Study of expression and regulation of TLR2/4 in mycobacterium tuberculosis heat shock proteins 16. 3 effect on mouse bone marrow-derived macrophages
10.3969/j.issn.1000-484X.2017.01.007
- VernacularTitle:TLR2/4在 MTB Hsp16.3刺激小鼠巨噬细胞过程中表达及作用的初步探讨
- Author:
Shanshan LI
;
Huan QIN
;
Qianyi LIU
;
Lin XU
;
Jidong ZHANG
;
Jihong FENG
;
Longmei LI
;
Hongfei PAN
;
Junmin LUO
- Keywords:
Mycobacterium tuberculosis;
Toll like receptors;
Mycobacterium tuberculosis heat shock proteins 16. 3;
Alternatively activated macrophage
- From:
Chinese Journal of Immunology
2017;33(1):36-40
- CountryChina
- Language:Chinese
-
Abstract:
Objective:To study the expression and regulation of TLR2/4 in mycobacterium tuberculosis heat shock proteins 16. 3 (mycobacterium tuberculosis heat shock proteins 16. 3,MTB Hsp16. 3) effect on mouse bone marrow-derived macrophages in vitro.
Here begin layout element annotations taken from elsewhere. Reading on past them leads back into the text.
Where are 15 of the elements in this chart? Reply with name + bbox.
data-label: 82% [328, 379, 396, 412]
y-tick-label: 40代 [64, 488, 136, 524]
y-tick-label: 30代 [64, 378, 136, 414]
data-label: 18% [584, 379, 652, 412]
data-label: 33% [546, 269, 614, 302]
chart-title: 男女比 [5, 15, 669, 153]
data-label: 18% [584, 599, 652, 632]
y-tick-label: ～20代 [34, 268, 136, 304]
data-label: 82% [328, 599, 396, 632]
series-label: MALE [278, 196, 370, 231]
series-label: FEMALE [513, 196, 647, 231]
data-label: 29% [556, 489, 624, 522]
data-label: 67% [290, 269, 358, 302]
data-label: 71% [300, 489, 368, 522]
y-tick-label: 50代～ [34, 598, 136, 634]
Methods:Bone marrow cells were isolated from tibia and femurs of BALB/c mice and incubated with GM-CSF,then detected the expression of CD11b and F4/80 with flow cytometry and observed morphology. The M0 macrophages were stimulated with MTB Hsp16. 3 for 0 h,12 h,24 h,36 h,48 h and 72 h. Real-time PCR detected the expression of TLR2/4 in intracellular at different time point. Silencing macrophages cell surface TLR2/4 molecules by siRNA technology which stimulated with MTB Hsp16. 3 for 0 h,12 h,24 h,36 h,48 h and 72 h. Real-time PCR detected the expression of TLR2/4,Ym-1,Fizz1,IL-10,TNF-α,iNOS and TGF-βin intracellular at different time point. Results:Morphology analysis showed that MTB Hsp16. 3 stimulated macrophages were round cells stretching out pseudopodia,whereas MTB Hsp16. 3 stimulated silencing TLR2/4 macrophages had elongated fibroblastoid. Real time PCR detected the expression of TLR2/4 were upregulated after MTB Hsp16. 3 stimulated M0 macrophages. MTB Hsp16. 3 stimulated silencing TLR2/4 macrophages the expression of IL-6, TNF-α, iNOS were upregulated, whereas IL-10, TGF-β, Ym-1 and Fizz1 were downregulated. Conclusion:MTB Hsp16. 3 may stimulated M0 macrophages to M2 macrophages and suppress M1 macrophages through binding with TLR2/4 receptor,which may be involved the progresss of MTB evaded macrophage phagocytosis.